Blank stare. Um… wtf? I am clearly older than you! I blinked a few times and finally said, “I want to punch you in the face right now.” Still nothing. He had no clue.
Graduate school already makes me feel old but I generally take comfort in knowing that I’m not the oldest person in my classes. I can guarantee that there is at least one person older than me at all times (and I’m not just talking about the professor). New class, new team. I was chatting with a young dude in my new team as we were leaving class and here is how the conversation went:
Young Dude: So how far are you into the program?
Me: This is actually my last semester.
YD: Wow, really? How many semesters have you been in the program?
Me: 5. I take 2 classes a semester.
YD: Hmm. When did you finish undergrad?
Me: [long pause] 2002.
YD. Oh! Wow.
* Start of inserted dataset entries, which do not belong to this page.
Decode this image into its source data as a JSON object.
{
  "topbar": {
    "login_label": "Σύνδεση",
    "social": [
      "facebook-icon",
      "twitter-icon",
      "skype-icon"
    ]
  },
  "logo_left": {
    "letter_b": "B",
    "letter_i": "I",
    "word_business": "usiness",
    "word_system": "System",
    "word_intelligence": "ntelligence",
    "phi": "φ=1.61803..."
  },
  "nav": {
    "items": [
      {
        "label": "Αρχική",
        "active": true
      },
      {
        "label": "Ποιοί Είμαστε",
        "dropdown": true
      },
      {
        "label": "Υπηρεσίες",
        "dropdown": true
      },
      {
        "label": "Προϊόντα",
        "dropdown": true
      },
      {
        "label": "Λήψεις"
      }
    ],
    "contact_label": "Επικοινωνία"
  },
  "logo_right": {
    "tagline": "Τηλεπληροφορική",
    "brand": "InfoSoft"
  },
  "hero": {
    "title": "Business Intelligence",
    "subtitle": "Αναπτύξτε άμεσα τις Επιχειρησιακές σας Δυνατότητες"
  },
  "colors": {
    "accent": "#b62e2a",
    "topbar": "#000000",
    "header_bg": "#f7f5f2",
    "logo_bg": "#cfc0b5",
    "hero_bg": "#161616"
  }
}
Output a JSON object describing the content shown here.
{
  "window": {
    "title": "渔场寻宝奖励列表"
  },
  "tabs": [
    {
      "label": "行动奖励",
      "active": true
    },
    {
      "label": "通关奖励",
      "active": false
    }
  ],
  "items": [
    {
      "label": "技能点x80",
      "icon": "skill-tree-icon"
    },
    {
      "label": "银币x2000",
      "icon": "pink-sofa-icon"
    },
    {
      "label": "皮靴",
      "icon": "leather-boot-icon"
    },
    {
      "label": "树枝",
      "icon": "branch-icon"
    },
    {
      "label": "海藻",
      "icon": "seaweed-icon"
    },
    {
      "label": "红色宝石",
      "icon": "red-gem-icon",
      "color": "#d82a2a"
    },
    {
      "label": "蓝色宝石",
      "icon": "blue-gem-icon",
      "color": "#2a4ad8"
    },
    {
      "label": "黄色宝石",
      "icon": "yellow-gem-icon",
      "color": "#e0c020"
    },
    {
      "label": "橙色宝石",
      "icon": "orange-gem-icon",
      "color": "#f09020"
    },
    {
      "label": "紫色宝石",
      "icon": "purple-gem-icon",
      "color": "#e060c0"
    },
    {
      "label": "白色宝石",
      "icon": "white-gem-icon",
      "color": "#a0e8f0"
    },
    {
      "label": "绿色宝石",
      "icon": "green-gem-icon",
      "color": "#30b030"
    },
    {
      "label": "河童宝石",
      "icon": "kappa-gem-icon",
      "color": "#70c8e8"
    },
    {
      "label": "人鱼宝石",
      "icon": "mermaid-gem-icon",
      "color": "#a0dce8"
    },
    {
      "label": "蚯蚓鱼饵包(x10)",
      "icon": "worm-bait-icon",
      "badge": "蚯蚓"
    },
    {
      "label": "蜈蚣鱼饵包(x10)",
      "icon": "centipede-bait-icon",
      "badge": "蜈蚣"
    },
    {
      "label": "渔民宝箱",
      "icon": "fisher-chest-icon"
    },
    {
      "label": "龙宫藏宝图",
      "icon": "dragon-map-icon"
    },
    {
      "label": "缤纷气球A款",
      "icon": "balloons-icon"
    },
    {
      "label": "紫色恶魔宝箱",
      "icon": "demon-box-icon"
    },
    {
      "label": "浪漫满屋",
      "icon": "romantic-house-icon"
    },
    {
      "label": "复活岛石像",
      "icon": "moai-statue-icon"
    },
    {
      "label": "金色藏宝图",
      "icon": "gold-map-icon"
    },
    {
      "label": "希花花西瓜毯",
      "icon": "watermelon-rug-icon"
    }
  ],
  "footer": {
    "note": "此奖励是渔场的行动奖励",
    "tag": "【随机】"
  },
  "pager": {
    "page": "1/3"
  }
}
Huh…. [looong pause]. I’m a young buck compared to you.
W.T.F. I mean, do I smell like formaldehyde and Depends?! It turns out this guy is 23. TWENTY-THREE!
As if I didn’t feel bad enough about almost turning 30…
I think I should just give up at this point and trade in my fabulous sunglasses for those crazy oversized blublockers and pinch the cheeks of everyone I know.
I called a friend yesterday to vent about incident 2 and declared that I am getting crunk this weekend, dammit! Although I’m sure I’d be drinking wine or a nice single malt scotch over cheap booze.
God, even in my declaration of whooping it up, I manage to age myself.